Just about everyone is familiar with the adage that “Necessity is the mother of invention.”  When things are going well we tend to keep doing things the same old way we always have.  We won’t take risks.  When things are going badly (which means the old ways of doing things aren’t working well) we are forced to find new and better ways of doing things.  Even then, most people resist change, accepting only as much as they have to, and only for as long as they are forced to do so by circumstances.  This pattern is one of the major reasons that I oppose our welfare system and the culture that it has created.


            In times past individuals and families frequently suffered greatly because of poverty.  In extreme cases people starved to death, froze to death, suffered from sickness, disease and other problems.  Those circumstances were horrible, and no one wants to return to them.  However, those who suffered through those horrible experiences usually became highly motivated to never go through it again.  The pain became the “necessity” that motivated them to “invent” an alternative so that they wouldn’t have to experience the suffering again. 


            Our welfare system provides many of the basic needs for those who are on the lower rungs of the economic ladder.  Unfortunately, it provides enough that many recipients lose the motivation to “invent” their own solutions.  It is easier and safer to let the government provide those necessities for them.  The tragedy is that many recipients never break the cycle of government dependency.  I have heard individuals on Welfare and various government programs complain that they can’t “live” on what they get paid.  They have been deeply offended when I responded that they weren’t “supposed” to be able to live on those government programs.  Those programs were only intended as stopgaps, temporary assistance to help people get through a tough time.   Something is very wrong when individuals spend their entire lives on these programs, and never become self-supporting and independent.


            What was designed to serve as a temporary crutch, has evolved into a permanent trap for its recipients.  Unfortunately, the more generous that assistance becomes the more people get caught in the trap.  It becomes harder and harder for recipients to turn down the increasingly generous assistance provided by the Welfare system.  However, there is an unintended but tragic consequence to these policies.  As necessity diminishes, the need to find an alternative also diminishes, and is ultimately eliminated.  That explains why we now have entire families that have been on Welfare for two, three, or even four generations. 


            It may seem counter-intuitive, but the best way to help people to get off of public assistance, or Welfare, is to decrease the level of assistance and benefits.  If the programs fail to meet basic needs, most recipients will figure out that they need to do something different.  This probably sounds harsh, and perhaps it is.  However, it represents a level of wisdom and commonsense that seems to be increasingly uncommon in our society.  If the goal is to teach people how to become self-sufficient we must begin by breaking the dependency cycle. 

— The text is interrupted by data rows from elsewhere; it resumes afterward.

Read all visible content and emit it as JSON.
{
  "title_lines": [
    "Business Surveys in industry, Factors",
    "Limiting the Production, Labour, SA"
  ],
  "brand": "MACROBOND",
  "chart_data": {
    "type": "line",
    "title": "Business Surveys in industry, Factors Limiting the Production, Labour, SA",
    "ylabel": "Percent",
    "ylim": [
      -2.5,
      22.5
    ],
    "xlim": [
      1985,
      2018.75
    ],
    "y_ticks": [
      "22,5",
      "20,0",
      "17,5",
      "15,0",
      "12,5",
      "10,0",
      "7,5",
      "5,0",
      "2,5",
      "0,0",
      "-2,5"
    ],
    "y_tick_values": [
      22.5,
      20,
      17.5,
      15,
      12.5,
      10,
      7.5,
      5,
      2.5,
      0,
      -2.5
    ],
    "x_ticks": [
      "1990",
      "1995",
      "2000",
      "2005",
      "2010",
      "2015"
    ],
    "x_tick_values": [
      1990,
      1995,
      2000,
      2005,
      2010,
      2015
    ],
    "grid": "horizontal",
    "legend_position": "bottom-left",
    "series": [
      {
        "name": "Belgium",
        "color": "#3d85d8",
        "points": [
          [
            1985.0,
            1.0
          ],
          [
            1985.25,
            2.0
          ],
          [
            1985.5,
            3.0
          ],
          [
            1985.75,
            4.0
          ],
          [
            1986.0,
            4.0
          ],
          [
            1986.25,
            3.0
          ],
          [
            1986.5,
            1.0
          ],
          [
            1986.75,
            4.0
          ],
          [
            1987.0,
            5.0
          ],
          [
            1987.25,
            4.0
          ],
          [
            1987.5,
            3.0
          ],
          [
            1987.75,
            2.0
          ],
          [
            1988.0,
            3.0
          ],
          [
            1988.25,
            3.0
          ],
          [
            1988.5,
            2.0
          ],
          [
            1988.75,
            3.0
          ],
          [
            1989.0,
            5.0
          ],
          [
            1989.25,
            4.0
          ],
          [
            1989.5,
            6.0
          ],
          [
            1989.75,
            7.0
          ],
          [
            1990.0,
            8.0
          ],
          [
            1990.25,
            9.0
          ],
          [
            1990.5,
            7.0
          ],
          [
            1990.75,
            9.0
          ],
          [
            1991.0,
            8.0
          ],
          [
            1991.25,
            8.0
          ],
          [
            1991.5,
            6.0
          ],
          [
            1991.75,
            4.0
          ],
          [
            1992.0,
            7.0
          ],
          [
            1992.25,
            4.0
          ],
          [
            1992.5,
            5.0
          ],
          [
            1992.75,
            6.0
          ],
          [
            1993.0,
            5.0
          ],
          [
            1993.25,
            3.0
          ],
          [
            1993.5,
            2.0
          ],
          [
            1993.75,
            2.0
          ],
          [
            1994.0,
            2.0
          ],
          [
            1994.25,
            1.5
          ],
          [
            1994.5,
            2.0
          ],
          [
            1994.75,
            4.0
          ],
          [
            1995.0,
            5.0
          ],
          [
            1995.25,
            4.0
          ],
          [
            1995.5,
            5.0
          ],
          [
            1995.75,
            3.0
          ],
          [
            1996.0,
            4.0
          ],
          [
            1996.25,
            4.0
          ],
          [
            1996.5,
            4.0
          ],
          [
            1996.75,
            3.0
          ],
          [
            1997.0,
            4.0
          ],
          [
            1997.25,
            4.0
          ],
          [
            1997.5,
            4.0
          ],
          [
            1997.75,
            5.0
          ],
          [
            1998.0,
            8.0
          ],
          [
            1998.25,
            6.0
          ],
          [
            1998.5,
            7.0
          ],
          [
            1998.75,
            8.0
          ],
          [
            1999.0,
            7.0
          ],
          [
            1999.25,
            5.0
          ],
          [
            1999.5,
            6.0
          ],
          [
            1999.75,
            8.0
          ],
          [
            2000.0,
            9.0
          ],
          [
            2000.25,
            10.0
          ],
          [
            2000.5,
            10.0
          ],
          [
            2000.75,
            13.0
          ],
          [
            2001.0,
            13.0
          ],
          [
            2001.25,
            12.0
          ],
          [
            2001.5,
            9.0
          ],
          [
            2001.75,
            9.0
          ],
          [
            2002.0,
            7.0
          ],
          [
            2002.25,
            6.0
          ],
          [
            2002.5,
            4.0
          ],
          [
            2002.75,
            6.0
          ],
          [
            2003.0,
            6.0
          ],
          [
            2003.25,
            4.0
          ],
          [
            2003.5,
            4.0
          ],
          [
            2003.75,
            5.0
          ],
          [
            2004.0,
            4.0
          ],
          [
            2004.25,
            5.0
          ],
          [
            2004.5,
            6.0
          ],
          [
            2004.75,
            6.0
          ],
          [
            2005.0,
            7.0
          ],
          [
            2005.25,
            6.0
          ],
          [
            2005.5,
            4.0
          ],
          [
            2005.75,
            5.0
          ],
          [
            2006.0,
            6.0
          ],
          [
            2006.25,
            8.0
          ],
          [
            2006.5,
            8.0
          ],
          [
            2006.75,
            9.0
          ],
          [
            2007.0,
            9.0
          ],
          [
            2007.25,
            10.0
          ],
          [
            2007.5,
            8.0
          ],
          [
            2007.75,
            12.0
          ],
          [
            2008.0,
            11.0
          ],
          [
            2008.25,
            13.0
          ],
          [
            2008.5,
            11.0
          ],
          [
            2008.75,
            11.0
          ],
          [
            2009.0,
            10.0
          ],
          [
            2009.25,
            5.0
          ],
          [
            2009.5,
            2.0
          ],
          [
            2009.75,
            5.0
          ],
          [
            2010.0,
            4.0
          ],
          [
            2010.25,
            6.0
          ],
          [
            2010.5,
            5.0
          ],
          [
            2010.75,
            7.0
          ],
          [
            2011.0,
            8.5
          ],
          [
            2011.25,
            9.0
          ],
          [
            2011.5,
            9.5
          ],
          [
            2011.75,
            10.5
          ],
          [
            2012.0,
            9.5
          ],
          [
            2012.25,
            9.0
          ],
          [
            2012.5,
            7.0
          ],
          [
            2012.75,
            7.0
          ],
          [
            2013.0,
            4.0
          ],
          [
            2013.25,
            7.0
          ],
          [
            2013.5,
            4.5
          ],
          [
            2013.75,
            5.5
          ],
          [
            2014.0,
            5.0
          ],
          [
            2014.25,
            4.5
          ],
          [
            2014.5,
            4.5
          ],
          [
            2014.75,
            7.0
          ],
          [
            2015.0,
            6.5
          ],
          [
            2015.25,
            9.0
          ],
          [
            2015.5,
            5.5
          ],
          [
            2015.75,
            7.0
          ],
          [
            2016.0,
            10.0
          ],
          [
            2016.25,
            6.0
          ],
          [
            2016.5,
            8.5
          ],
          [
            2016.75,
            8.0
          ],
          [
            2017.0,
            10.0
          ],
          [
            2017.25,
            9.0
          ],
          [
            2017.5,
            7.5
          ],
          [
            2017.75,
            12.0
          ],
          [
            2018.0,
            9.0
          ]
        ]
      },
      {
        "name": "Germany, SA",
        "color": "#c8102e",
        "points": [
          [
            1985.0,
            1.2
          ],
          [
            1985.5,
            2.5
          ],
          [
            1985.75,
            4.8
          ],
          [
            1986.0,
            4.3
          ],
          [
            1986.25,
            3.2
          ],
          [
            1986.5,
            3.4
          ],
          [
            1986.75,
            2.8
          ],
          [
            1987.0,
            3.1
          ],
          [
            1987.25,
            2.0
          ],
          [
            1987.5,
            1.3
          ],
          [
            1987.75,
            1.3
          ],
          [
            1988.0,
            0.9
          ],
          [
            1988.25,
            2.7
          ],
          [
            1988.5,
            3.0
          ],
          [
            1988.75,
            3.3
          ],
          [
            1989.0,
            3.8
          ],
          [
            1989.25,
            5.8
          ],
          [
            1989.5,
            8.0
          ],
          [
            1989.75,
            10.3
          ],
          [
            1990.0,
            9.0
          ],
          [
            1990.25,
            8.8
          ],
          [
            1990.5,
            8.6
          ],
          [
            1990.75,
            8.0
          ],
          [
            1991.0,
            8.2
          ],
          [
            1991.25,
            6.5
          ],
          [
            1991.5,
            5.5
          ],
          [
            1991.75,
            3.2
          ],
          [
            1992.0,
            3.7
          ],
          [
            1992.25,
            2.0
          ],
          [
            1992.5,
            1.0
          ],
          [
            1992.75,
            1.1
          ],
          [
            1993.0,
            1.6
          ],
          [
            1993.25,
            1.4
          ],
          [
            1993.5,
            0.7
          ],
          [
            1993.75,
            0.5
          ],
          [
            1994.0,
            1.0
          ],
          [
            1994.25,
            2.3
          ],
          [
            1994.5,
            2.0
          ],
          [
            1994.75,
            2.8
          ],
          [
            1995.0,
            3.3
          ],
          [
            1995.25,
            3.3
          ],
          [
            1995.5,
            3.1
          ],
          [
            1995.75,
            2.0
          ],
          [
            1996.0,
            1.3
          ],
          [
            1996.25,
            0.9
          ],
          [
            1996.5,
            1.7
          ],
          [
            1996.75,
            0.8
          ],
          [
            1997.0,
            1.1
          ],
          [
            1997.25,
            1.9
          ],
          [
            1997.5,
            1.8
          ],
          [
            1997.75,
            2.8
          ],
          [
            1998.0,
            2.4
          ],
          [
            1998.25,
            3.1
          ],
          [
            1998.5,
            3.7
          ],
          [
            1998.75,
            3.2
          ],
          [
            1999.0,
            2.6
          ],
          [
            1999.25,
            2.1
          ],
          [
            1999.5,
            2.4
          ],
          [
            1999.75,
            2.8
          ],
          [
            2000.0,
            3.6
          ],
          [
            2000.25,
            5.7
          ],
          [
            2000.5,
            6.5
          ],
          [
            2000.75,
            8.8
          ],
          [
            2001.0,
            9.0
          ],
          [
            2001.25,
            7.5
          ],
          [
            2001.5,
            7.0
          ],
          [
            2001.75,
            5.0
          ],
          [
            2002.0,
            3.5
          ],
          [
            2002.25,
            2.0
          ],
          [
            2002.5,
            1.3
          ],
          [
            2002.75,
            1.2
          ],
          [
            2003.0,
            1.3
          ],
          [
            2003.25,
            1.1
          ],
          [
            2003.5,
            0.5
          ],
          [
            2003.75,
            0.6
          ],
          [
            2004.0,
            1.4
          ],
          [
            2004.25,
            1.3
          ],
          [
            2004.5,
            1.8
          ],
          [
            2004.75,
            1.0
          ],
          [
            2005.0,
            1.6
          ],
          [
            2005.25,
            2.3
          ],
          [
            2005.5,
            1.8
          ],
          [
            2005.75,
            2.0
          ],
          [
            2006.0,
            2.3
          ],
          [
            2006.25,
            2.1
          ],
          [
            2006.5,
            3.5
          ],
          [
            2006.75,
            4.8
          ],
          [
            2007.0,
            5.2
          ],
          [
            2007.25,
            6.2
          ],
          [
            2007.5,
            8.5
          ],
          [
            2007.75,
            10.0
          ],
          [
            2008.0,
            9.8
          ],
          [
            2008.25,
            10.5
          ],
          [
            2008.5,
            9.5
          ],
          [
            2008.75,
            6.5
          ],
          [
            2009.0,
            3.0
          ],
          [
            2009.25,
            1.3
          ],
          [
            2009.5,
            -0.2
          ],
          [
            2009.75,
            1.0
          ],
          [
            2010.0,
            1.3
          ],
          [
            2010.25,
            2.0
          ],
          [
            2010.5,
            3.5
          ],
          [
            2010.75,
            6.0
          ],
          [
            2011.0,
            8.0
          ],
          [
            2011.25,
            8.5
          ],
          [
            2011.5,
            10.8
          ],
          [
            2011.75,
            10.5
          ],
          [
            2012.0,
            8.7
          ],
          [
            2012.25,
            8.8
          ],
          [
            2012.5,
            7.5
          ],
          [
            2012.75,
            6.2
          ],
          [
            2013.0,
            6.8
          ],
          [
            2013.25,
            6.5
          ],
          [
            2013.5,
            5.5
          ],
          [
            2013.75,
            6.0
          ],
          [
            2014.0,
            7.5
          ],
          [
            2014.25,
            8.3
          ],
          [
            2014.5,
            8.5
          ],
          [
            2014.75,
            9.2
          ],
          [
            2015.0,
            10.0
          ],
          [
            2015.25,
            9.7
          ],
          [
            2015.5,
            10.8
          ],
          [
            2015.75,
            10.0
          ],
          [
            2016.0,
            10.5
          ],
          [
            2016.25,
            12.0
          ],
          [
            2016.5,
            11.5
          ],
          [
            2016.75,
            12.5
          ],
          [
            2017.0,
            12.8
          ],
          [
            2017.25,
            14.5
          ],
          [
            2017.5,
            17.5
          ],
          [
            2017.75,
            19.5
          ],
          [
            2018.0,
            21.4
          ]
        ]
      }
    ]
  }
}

            I grew up in an inner-city ghetto and experienced poverty.  My family was eligible for government programs, but my parents never applied for or received them.  Part of it was undoubtedly pride, but a bigger part of it was their determination that their children become capable, independent, and self-supporting.  Three of their four children earned graduate degrees, and we all managed to escape from the ghetto.  Scripture teaches us that “discipline is never pleasant for the moment” and “whom the Lord loves He disciplines.”  Scripture also teaches us to show mercy.  Those at the lowest economic levels deserve better than they currently have.  They deserve to be independent and self-sufficient.  That’s why I believe welfare benefits should be reduced, not increased.